The rest of the cable is thick and plaited, which not only helps prevents tangles but makes it less susceptible to airborne electrical interference than a standard straight wire.
It also conforms to that premium look and feel too, although it doesn’t feature an inline mic or remote.
In this respect, features have taken a back seat to fancy accessories, which as well as the hard case, include a velvet drawstring pouch and belt clip, eleven ear tips (some rubber, some moulds), and – wait for it – an ownership card. Whether or not that is something worth showing off is largely dependent on their sound.
From the first listen of Yazoo’s Only You, it’s obvious that the Noble Tridents aren’t your typical off-the-shelf buds.
The generous amount of clarity on offer sweeps through the sweet melodic synths and vocal accompaniment, and there’s plenty of refinement, smoothness and even-handed balance to prevent them from feeling too in your face.
On a mission to gather detail, the Trident headphones communicate the discrepancies of each twinkling note with apparent ease.

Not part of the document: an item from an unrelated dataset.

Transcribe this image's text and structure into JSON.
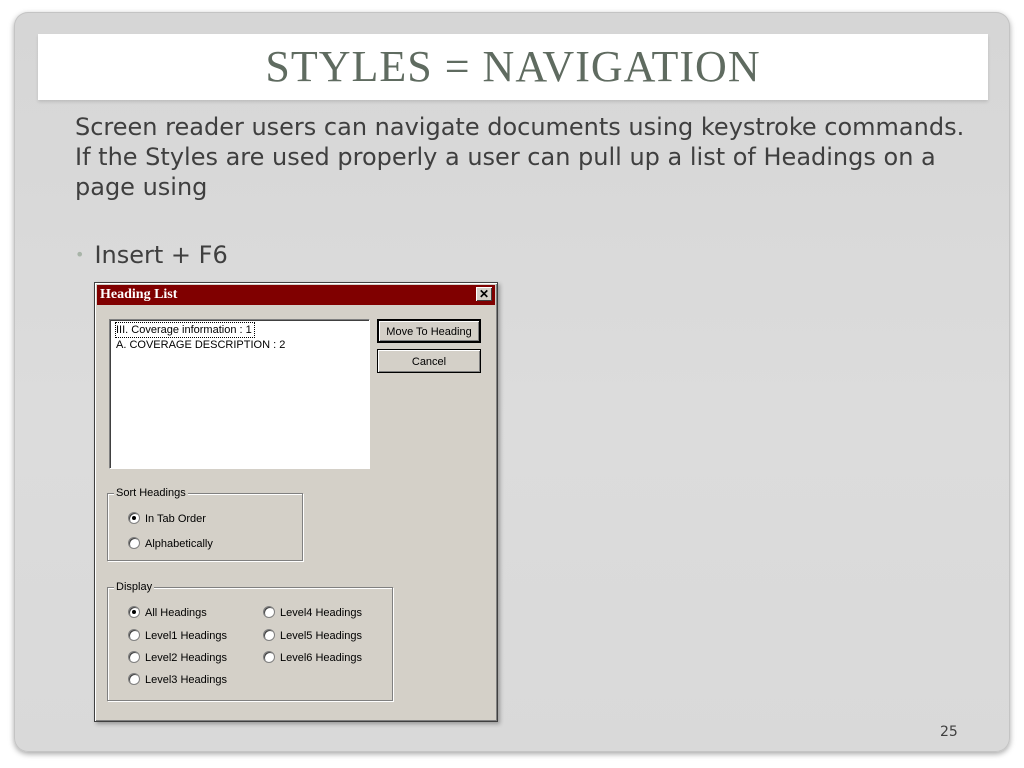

The track rarely sounds so intricate.
It’s a presentation that’s hard to ignore – even when playing low-res Spotify tracks straight from a laptop. However, we find that putting a DAC between your source and the Trident earphones is necessary to experience the height of their sonic capabilities.
Pocket-friendly USB DACs are a good shout if you are looking for something portable for your smartphone. We use the Oppo HA-2 (£259) and immediately hear gains in punch, body and solidity.
In Anthony & Johnson’s Kiss My Name, drums fill out, the rhythm tightens up, and the vocals that grace the top of the Chamber orchestration suddenly carry more lilt and quiver.
With or without a DAC, the Noble Trident earphones offer a good sense of control, but like an overworked party host, they sometimes sound too busy to have fun.
We’d like them to strike down harder on drum beats, and fleet through the piano sequence with more drive. Dynamics could be a little subtler, too.
These gripes aside, the Noble Trident in-ears are impressive earphones, delivering a suitably mighty sound to go with their mighty name.